先日、子どもたちと一緒にぶどう狩りに行った農園で、ふとその話を農家さんにしてみました。すると「あー、それ逆ですよ」と笑顔で言われて、頭の中がひっくり返る感覚がしました。
農家さんが教えてくれた「本当に美味しい房の条件」
農家さんによると、スーパーで売られる「粒が揃った房」は流通を前提に選ばれたものだそうです。見た目のよさ・輸送中に崩れないことが優先されるため、必ずしも味の濃さとは一致しないと言います。
農園で食べるなら、むしろ以下のポイントを見てほしいとのことでした。
1. 粒にハリとツヤがある 大きさが揃っていなくても、一粒一粒がパンッと張っていて表面がツヤツヤしているものが熟している証拠。見た目の均一さより、個々の粒の状態を見ること。
2. 軸(枝)が緑でみずみずしい 房の軸が茶色くなっていたり、しなびていたりするものは鮮度が落ちています。切り取られたばかりのように緑が残っている房を選ぶと良いそうです。
3. 全体に「白い粉」がついている ぶどうの表面についている白っぽい粉は「ブルーム」と呼ばれる天然のワックスで、農薬ではありません。これが均一についているほど、手をあまり触れられていない新鮮な証拠だと教えてもらいました。
4. 軸近くの粒も甘い房を選ぶ 一般的にぶどうは下(先端側)の粒から甘くなり、軸に近い上側の粒は甘みが遅れます。農家さんいわく「軸近くの粒を1粒食べて甘ければ、全体が完熟してる」とのことで、農園での試食時にぜひ試してみてください。
子どもと一緒に「房の見分け方」を体験
この話を聞いてから、子どもたちと一緒に「いい房探しゲーム」をしながら収穫しました。「このツヤツヤのやつ!」「こっちのほうが軸が緑だよ!」と真剣に選んでいる姿がかわいくて、気づけばあっという間に時間が経っていました。

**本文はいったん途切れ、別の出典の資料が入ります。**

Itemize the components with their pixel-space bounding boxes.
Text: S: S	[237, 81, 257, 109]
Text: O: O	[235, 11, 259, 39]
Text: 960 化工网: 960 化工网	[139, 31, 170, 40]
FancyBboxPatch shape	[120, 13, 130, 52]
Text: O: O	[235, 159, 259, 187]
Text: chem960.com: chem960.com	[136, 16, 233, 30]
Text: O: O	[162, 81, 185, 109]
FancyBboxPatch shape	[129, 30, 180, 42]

スーパーでは絶対にできない体験です。農家さんの知恵をその場で教えてもらいながら、自分の手で選んで収穫して食べる。これが農園体験の本当の醍醐味だと思いました。
農園に来るからこそ学べること
「食べ物を選ぶ目」は、スーパーの棚の前だけでは育ちません。農家さんが何十年もかけて積み上げてきた知恵を、農園ではざっくばらんに教えてもらえます。子どもがその場で「なるほど!」と体感できる学びは、図鑑やYouTubeには出てこないリアルな食育です。
今年の夏、ぶどう狩りに行ったらぜひ農家さんに「美味しい房の選び方」を聞いてみてください。きっと「えっそうなの!」という答えが返ってきますよ。